Applications of polymorphic recursion

Question

One limitation of implementing polymorphism in a language via monomorphisation (and monomorphisation only) is that you lose the ability to support polymorphic recursion (e.g. see rust-lang #4287).

What are some compelling use cases for supporting polymorphic recursion in a programming language? I have been trying to find libraries/concepts which use this and so far I've come across one example:

1. In "The Naming Problem" where we'd like to have both (a) fast capture avoiding substitution and (b) fast alpha equivalence checking, there is the bound library (more detailed explanation here). Both of these properties are desirable when writing a compiler for a functional programming language.

To prevent the question from being overly broad, I'm looking for other programs/libraries/research papers that present applications of polymorphic recursion to traditional computer science problems such as those involved in writing compilers.

Examples of things that I'm not looking for:

1. Answers showing how you can encode X from category theory using polymorphic recursion, unless they demonstrate how encoding X can be beneficial for solving Y which falls under the criterion above.

2. Small toy examples which show that you can do X with polymorphic recursion but you can't without it.

Answer 1

Sometimes you want encode some constraints in types, so that they are enforced at compile time.

For instance, a complete binary tree can be defined as

data CTree a = Tree a | Dup (CTree (a,a))

example :: CTree Int
example = Dup . Dup . Tree $ ((1,2),(3,4))

The type will prevent non complete trees like ((1,2),3) to be stored inside, enforcing the invariant.

Okasaki's book shows many of such examples.

If one then wants to operate on such trees, polymorphic recursion is needed. Writing a function which computes the height of a tree, sums all the numbers in a CTree Int, or a generic map or fold requires polymorphic recursion.

Now, it is not terribly frequent to need/want such polymorphically recursive types. Still, they are nice to have.

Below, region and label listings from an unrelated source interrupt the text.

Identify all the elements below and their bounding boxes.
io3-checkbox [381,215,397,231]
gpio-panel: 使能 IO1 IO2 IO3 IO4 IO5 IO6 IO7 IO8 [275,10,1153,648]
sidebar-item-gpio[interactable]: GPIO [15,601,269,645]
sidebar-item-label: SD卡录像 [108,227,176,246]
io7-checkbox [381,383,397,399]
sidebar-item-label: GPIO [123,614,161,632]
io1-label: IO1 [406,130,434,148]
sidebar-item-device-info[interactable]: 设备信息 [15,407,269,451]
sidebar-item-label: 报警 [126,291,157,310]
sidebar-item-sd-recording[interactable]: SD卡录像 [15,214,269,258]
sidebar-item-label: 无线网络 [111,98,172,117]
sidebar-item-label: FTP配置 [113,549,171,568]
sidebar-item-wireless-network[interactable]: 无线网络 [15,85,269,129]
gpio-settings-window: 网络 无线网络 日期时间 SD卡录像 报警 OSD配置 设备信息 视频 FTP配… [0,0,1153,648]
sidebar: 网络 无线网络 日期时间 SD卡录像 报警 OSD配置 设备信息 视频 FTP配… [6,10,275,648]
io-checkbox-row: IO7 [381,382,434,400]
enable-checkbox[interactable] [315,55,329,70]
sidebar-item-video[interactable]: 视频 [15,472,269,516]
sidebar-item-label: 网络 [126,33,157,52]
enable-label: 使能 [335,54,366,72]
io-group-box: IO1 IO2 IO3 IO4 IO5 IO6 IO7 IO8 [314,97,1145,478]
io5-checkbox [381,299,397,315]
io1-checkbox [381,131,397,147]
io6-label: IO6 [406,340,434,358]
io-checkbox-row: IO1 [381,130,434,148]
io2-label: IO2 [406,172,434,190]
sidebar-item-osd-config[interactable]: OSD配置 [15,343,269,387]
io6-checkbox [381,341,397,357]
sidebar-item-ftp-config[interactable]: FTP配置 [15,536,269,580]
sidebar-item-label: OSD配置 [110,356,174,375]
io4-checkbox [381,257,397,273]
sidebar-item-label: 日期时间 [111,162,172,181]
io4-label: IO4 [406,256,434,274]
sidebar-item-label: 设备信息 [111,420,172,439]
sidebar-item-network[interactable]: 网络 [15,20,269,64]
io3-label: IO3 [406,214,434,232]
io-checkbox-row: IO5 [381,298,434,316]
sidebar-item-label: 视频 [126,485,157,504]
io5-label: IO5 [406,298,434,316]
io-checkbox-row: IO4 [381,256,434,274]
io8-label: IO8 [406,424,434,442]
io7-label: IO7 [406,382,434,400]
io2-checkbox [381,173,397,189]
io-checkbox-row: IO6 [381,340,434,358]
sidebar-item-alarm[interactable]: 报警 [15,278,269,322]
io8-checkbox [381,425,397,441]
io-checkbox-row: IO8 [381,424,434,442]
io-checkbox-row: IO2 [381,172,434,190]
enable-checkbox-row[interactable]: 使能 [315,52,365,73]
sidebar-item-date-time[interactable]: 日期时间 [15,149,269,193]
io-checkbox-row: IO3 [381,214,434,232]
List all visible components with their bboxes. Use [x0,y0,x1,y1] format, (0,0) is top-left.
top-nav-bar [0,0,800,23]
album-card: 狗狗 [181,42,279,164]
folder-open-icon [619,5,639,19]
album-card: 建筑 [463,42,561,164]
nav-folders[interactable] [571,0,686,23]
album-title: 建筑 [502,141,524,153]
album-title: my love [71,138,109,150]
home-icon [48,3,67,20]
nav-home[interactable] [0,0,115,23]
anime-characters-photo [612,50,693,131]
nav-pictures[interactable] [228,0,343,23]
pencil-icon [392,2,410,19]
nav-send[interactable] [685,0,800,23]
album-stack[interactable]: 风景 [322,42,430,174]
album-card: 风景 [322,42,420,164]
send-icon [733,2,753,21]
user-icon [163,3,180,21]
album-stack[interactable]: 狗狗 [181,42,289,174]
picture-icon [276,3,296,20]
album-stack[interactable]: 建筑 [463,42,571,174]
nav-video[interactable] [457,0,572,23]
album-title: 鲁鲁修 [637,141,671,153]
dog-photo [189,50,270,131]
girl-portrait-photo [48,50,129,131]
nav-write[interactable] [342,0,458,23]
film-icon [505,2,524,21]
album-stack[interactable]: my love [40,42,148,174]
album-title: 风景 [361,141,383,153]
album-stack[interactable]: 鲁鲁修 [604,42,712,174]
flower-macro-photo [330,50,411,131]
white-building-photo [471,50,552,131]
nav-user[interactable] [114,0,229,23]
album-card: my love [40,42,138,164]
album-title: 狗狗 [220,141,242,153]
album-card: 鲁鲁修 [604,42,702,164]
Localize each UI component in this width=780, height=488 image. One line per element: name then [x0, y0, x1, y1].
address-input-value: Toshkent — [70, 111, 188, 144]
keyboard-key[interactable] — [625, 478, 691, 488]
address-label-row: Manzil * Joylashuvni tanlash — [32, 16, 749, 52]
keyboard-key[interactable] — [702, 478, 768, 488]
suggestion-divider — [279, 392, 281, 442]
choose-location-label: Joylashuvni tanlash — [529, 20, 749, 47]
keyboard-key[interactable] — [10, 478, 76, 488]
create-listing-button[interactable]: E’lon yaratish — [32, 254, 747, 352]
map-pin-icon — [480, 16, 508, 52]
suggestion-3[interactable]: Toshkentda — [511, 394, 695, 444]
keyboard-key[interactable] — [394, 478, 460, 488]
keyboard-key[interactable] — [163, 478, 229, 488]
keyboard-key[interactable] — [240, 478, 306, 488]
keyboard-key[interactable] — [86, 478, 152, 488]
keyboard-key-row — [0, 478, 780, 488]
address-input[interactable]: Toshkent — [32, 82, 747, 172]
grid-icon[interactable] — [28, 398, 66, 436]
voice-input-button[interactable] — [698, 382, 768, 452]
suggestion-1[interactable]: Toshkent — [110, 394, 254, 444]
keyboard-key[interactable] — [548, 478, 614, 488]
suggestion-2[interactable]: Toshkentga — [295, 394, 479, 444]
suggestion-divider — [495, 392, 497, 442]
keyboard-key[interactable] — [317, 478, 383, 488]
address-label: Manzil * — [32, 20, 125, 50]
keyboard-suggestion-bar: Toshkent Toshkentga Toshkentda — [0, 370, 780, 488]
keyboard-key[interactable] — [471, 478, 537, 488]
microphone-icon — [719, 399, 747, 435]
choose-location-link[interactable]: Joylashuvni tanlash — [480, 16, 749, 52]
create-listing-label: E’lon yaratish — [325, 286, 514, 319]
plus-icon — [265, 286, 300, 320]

In my personal opinion, monomorphisation is a bit unsatisfactory not only because it prevents polymorphic recursion, but because it requires to compile the polymorphic code once for every type it is used at. In Haskell or Java, using Maybe Int, Maybe String, Maybe Bool does not cause the Maybe-related functions to be compiled thrice and appear thrice in the final object code. In C++, this happens, bloating the object code. It is true, though, that in C++ this allows more efficient specializations to be used (e.g. std::vector<bool> can be implemented with a bitvector). This further enables C++'s SFINAE, etc. Still, I think I prefer it when the polymorphic code is compiled once, and type checked once -- after which it is guaranteed to be type safe a all types.